Grief is so weird and terrible, but it also teaches you, in some measure, who you are. It will separate out who you were before and who you are now. It will shatter all of your illusions of what you thought life meant…. in some cases, allowing for a greater purpose. In others, shutting you down into the smallest version of yourself. Sometimes, both ideas present all in one day.

I never knew until last October that the smallest version of myself is I miss my mommy. The process is how not to get stuck there, because there will always be moments.

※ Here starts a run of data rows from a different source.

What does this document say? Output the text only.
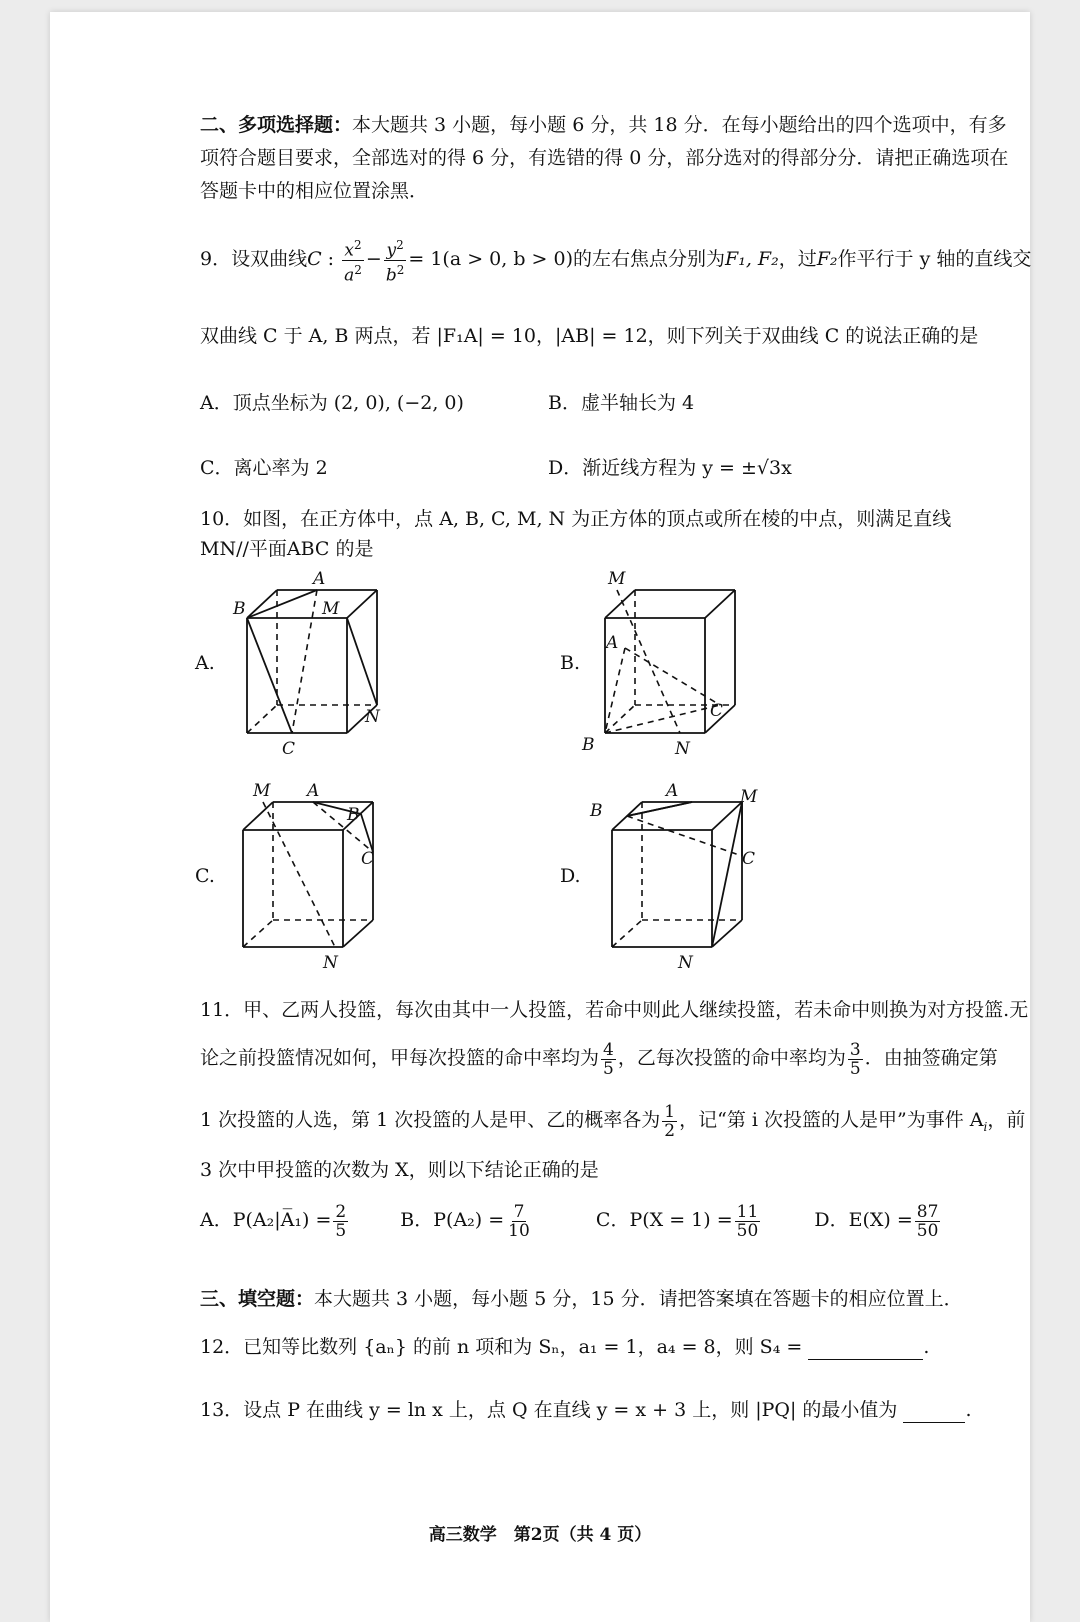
二、多项选择题：本大题共 3 小题，每小题 6 分，共 18 分．在每小题给出的四个选项中，有多
项符合题目要求，全部选对的得 6 分，有选错的得 0 分，部分选对的得部分分．请把正确选项在
答题卡中的相应位置涂黑．
9．设双曲线C : $\frac{x^2}{a^2} - \frac{y^2}{b^2} = 1(a > 0$, b > 0)的左右焦点分别为F₁, F₂，过F₂作平行于 y 轴的直线交
双曲线 C 于 A, B 两点，若 |F₁A| = 10，|AB| = 12，则下列关于双曲线 C 的说法正确的是
A．顶点坐标为 (2, 0), (−2, 0)	B．虚半轴长为 4
C．离心率为 2	D．渐近线方程为 y = ±√3x
10．如图，在正方体中，点 A, B, C, M, N 为正方体的顶点或所在棱的中点，则满足直线
MN//平面ABC 的是
A.	B.
C.	D.
B
A
M
N
C
M
A
C
B	N
M A
B
C
N
B
A	M
C
N
11．甲、乙两人投篮，每次由其中一人投篮，若命中则此人继续投篮，若未命中则换为对方投篮.无
论之前投篮情况如何，甲每次投篮的命中率均为 $\frac{4}{5}$ ，乙每次投篮的命中率均为 $\frac{3}{5}$ ．由抽签确定第
1 次投篮的人选，第 1 次投篮的人是甲、乙的概率各为 $\frac{1}{2}$ ，记“第 i 次投篮的人是甲”为事件 $A_i$，前
3 次中甲投篮的次数为 X，则以下结论正确的是
A．P(A₂|A̅₁) = $\frac{2}{5}$	B．$P(A_2) = \frac{7}{10}$	C．$P(X = 1) = \frac{11}{50}$	D．$E(X) = \frac{87}{50}$
三、填空题：本大题共 3 小题，每小题 5 分，15 分．请把答案填在答题卡的相应位置上．
12．已知等比数列 {aₙ} 的前 n 项和为 Sₙ，a₁ = 1，a₄ = 8，则 S₄ =	.
13．设点 P 在曲线 y = ln x 上，点 Q 在直线 y = x + 3 上，则 |PQ| 的最小值为	.
高三数学　第2页（共 4 页）
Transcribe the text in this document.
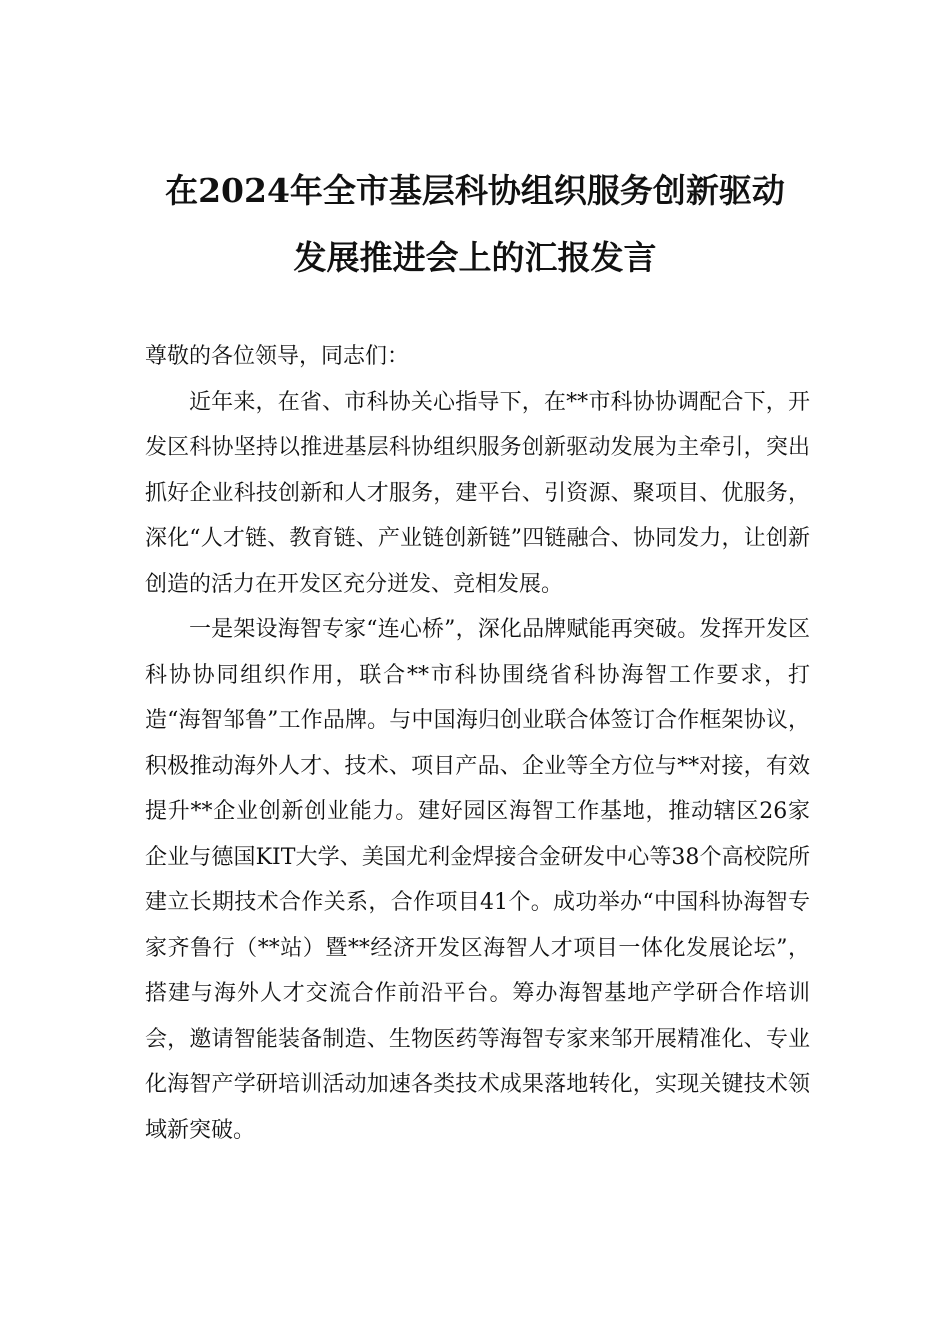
在2024年全市基层科协组织服务创新驱动
发展推进会上的汇报发言

尊敬的各位领导，同志们：

近年来，在省、市科协关心指导下，在**市科协协调配合下，开发区科协坚持以推进基层科协组织服务创新驱动发展为主牵引，突出抓好企业科技创新和人才服务，建平台、引资源、聚项目、优服务，深化“人才链、教育链、产业链创新链”四链融合、协同发力，让创新创造的活力在开发区充分迸发、竞相发展。

一是架设海智专家“连心桥”，深化品牌赋能再突破。发挥开发区科协协同组织作用，联合**市科协围绕省科协海智工作要求，打造“海智邹鲁”工作品牌。与中国海归创业联合体签订合作框架协议，积极推动海外人才、技术、项目产品、企业等全方位与**对接，有效提升**企业创新创业能力。建好园区海智工作基地，推动辖区26家企业与德国KIT大学、美国尤利金焊接合金研发中心等38个高校院所建立长期技术合作关系，合作项目41个。成功举办“中国科协海智专家齐鲁行（**站）暨**经济开发区海智人才项目一体化发展论坛”，搭建与海外人才交流合作前沿平台。筹办海智基地产学研合作培训会，邀请智能装备制造、生物医药等海智专家来邹开展精准化、专业化海智产学研培训活动加速各类技术成果落地转化，实现关键技术领域新突破。
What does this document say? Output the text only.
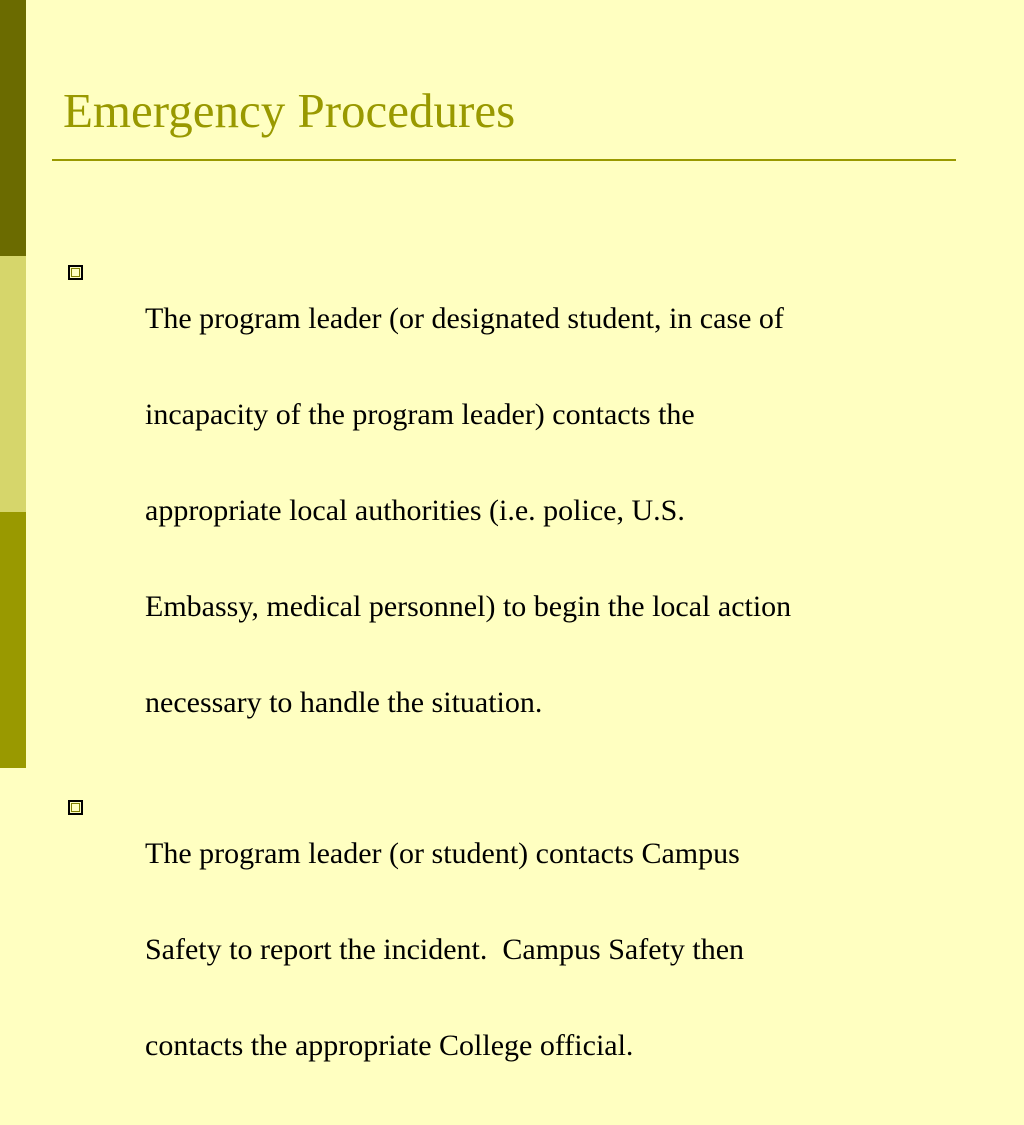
Emergency Procedures

The program leader (or designated student, in case of

incapacity of the program leader) contacts the

appropriate local authorities (i.e. police, U.S.

Embassy, medical personnel) to begin the local action

necessary to handle the situation.

The program leader (or student) contacts Campus

Safety to report the incident.  Campus Safety then

contacts the appropriate College official.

Getting “bigger” hasn’t happened all at once, because there are moments where I feel six feet tall and bulletproof, then a movie will run across my mind and I am paralyzed with fear… mostly the fear that I’ll never feel better than I do in that moment.

And then another great moment comes along, a bulwark against the storm…. because grief often feels like being pushed overboard into terrifying water- you can’t see land. And if you could, it wouldn’t be a beach you recognize.